A parlamentar disse que já havia citado, há mais ou menos duas semanas, os partidos sob suspeitas de irregularidades, mas que voltou a abordar o tema em razão da provocação dos partidos de esquerda. 

"A esquerda fica o tempo todo falando dos laranjas do PSL, que nós somos laranjal, que nós somos corruptos. Eu já falei várias vezes: nós fomos eleitas, e muito bem eleitas, mostrando trabalho e tudo mais. Então, o Ministério Público está investigando não é só o PSL, porque são vários partidos. Então tem percentuais e vários partidos. Foi isso que eu falei" afirmou, acrescentando que quando o Ministério Público chegar a uma conclusão a verdade será conhecida.

De posse de uma lista com 17 partidos, ela citou cada um e o respectivo percentual de possíveis candidaturas laranjas: PROS (40%); PSC (37,5%); Podemos (35,5%); PTB (34,8%); PCdoB (31,1%); PR (28,5%); PRB (22,7%); DEM (22,4%); PDT (16,8%); Solidariedade (16,6%); PSL (15,9%); PPS (15,7%); PSDB (15,6%); MDB (14,6%)); PT (11%); PP (10,5%); Novo (2%).

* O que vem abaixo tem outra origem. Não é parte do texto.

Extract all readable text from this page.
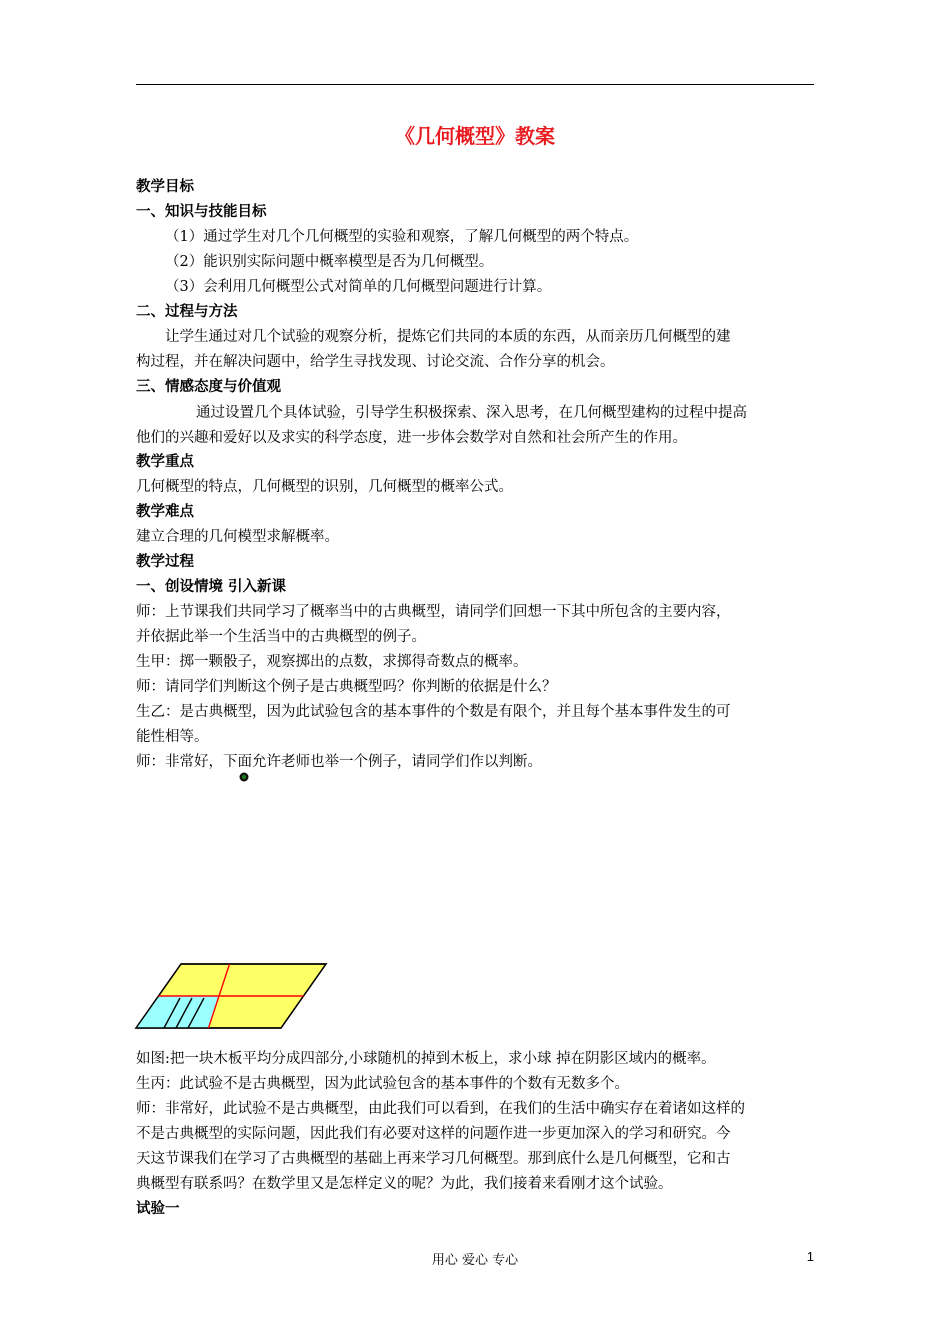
《几何概型》教案
教学目标
一、知识与技能目标
（1）通过学生对几个几何概型的实验和观察，了解几何概型的两个特点。
（2）能识别实际问题中概率模型是否为几何概型。
（3）会利用几何概型公式对简单的几何概型问题进行计算。
二、过程与方法
让学生通过对几个试验的观察分析，提炼它们共同的本质的东西，从而亲历几何概型的建
构过程，并在解决问题中，给学生寻找发现、讨论交流、合作分享的机会。
三、情感态度与价值观
通过设置几个具体试验，引导学生积极探索、深入思考，在几何概型建构的过程中提高
他们的兴趣和爱好以及求实的科学态度，进一步体会数学对自然和社会所产生的作用。
教学重点
几何概型的特点，几何概型的识别，几何概型的概率公式。
教学难点
建立合理的几何模型求解概率。
教学过程
一、创设情境 引入新课
师：上节课我们共同学习了概率当中的古典概型，请同学们回想一下其中所包含的主要内容，
并依据此举一个生活当中的古典概型的例子。
生甲：掷一颗骰子，观察掷出的点数，求掷得奇数点的概率。
师：请同学们判断这个例子是古典概型吗？你判断的依据是什么？
生乙：是古典概型，因为此试验包含的基本事件的个数是有限个，并且每个基本事件发生的可
能性相等。
师：非常好，下面允许老师也举一个例子，请同学们作以判断。
如图:把一块木板平均分成四部分,小球随机的掉到木板上，求小球 掉在阴影区域内的概率。
生丙：此试验不是古典概型，因为此试验包含的基本事件的个数有无数多个。
师：非常好，此试验不是古典概型，由此我们可以看到，在我们的生活中确实存在着诸如这样的
不是古典概型的实际问题，因此我们有必要对这样的问题作进一步更加深入的学习和研究。今
天这节课我们在学习了古典概型的基础上再来学习几何概型。那到底什么是几何概型，它和古
典概型有联系吗？在数学里又是怎样定义的呢？为此，我们接着来看刚才这个试验。
试验一
用心 爱心 专心	1
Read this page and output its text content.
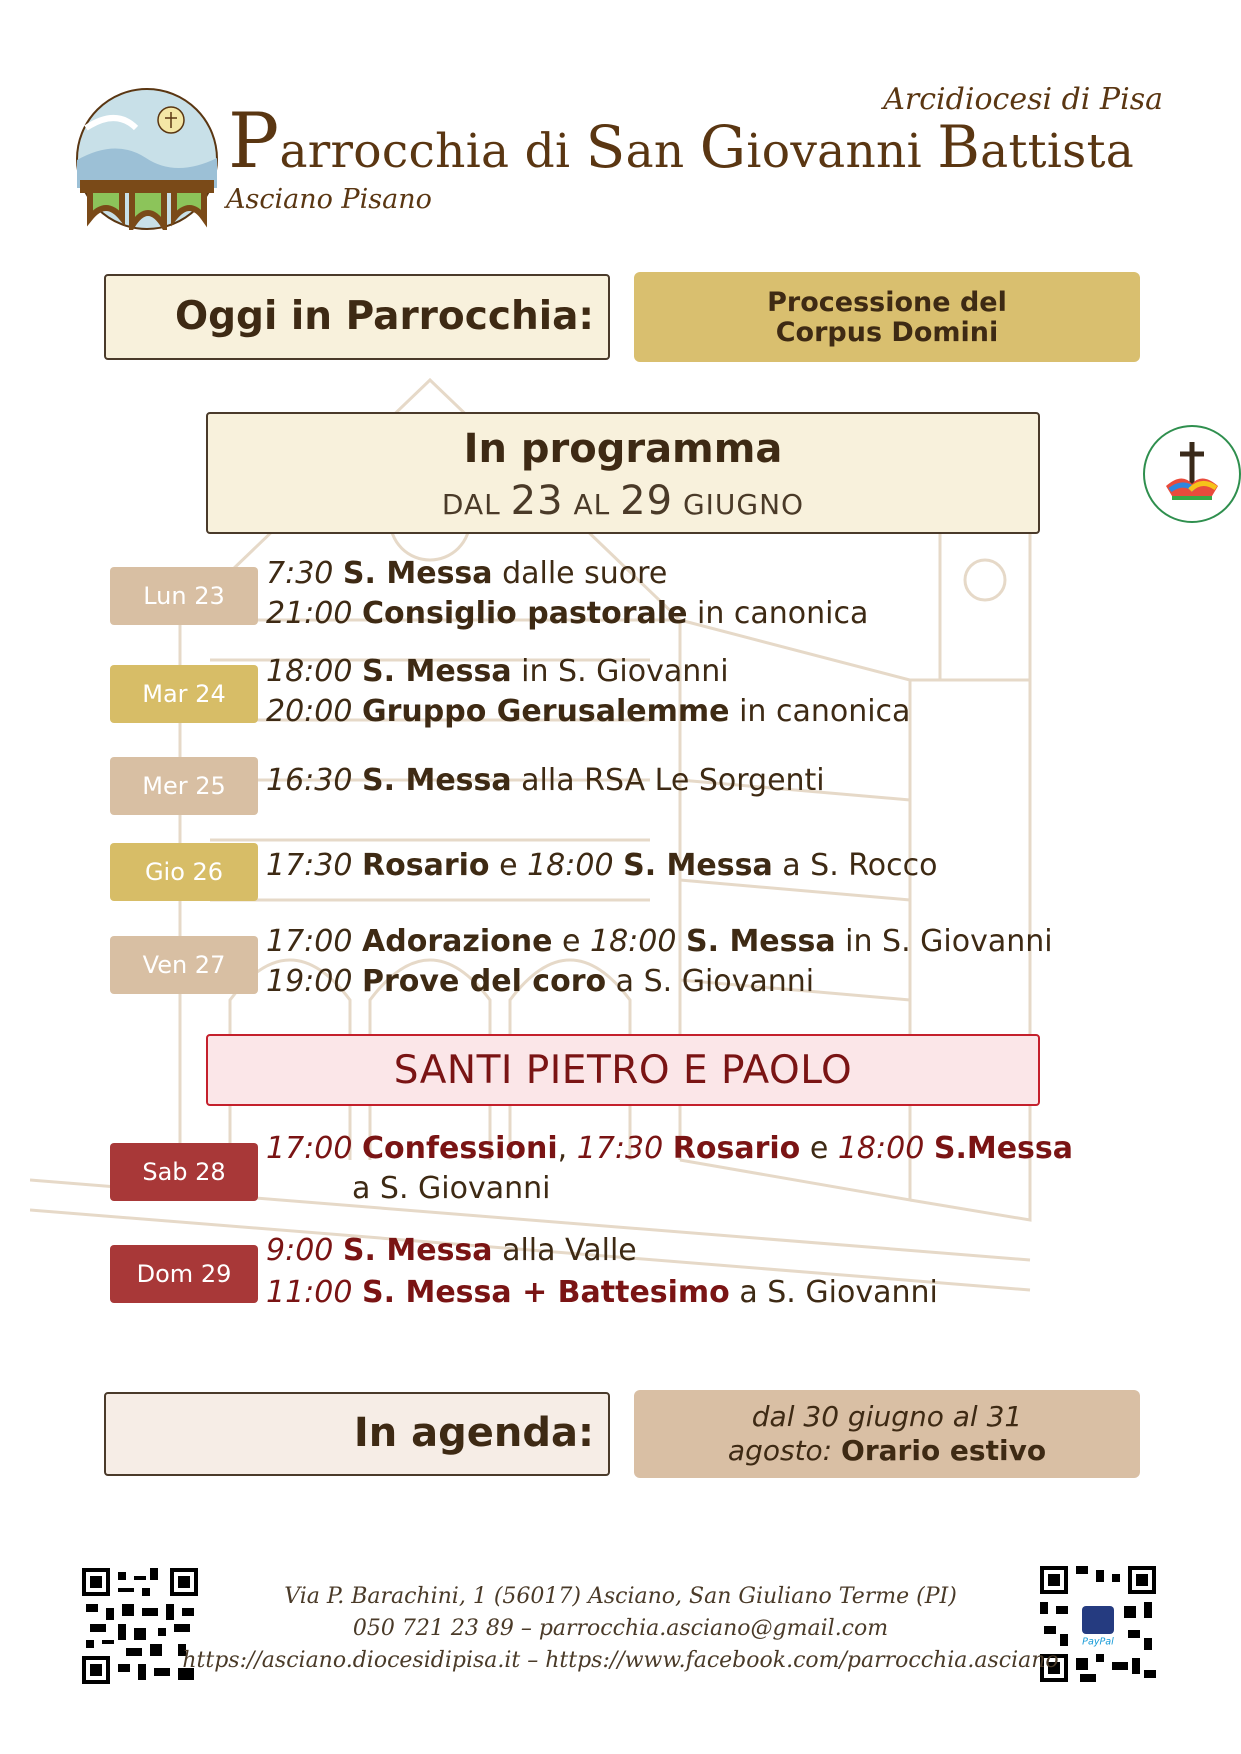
Parrocchia di San Giovanni Battista
Arcidiocesi di Pisa
Asciano Pisano
Oggi in Parrocchia:	Processione del
Corpus Domini
In programma
DAL 23 AL 29 GIUGNO
Lun 23
7:30 S. Messa dalle suore
21:00 Consiglio pastorale in canonica
Mar 24
18:00 S. Messa in S. Giovanni
20:00 Gruppo Gerusalemme in canonica
Mer 25	16:30 S. Messa alla RSA Le Sorgenti
Gio 26	17:30 Rosario e 18:00 S. Messa a S. Rocco
Ven 27
17:00 Adorazione e 18:00 S. Messa in S. Giovanni
19:00 Prove del coro a S. Giovanni
SANTI PIETRO E PAOLO
Sab 28
17:00 Confessioni, 17:30 Rosario e 18:00 S.Messa
a S. Giovanni
Dom 29
9:00 S. Messa alla Valle
11:00 S. Messa + Battesimo a S. Giovanni
In agenda:	dal 30 giugno al 31
agosto: Orario estivo
PayPal
Via P. Barachini, 1 (56017) Asciano, San Giuliano Terme (PI)
050 721 23 89 – parrocchia.asciano@gmail.com
https://asciano.diocesidipisa.it – https://www.facebook.com/parrocchia.asciano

Em outra frente da crise, o deputado Francisco Francischini (PSL-PR), presidente da Comissão de Constituição e Justiça (CCJ) da Câmara, disse que o partido está passando, como já ocorreu com outras siglas, um processo de amadurecimento.

"Eu acredito que essas brigas de partido são um amadurecimento. Todos os partidos constituídos no Brasil já passaram por esse amadurecimento, e o PSL, por ser uma bancada nova, que está no primeiro ano de sua primeira legislatura, ainda vai ter, com certeza, um pouco de bate cabeça. É algo normal, que ainda dá para superar, por meio do diálogo", disse o presidente da CCJ.

"Qualquer movimento com base no diálogo é um movimento importante. O que eu espero é que depois de toda essa crise, vamos dizer assim,  saia algo maior, saia um partido unificado, um partido forte para apoiar as pautas que nos trouxeram até a Câmara dos Deputados, e é isso que eu espero. Vocês acompanham meu trabalho todos os dias na CCJ e sabem que todas as minhas forças e todas a minha atribuição política está focada na CCJ", acrescentou, assegurando que não está diretamente envolvido nas discussões sobre a crise. 

"Eu acho que tem que se  fazer uma avaliação em grupo. O que falta para o PSL talvez seja sentar os cinquenta e três deputados na mesma sala, podendo dialogar, podendo até mesmo trocar farpas. O que eu espero é que esse diálogo possa acontecer. Todos os partidos políticos têm suas brigas internas, e o PSL passa por um amadurecimento", concluiu o presidente da CCJ.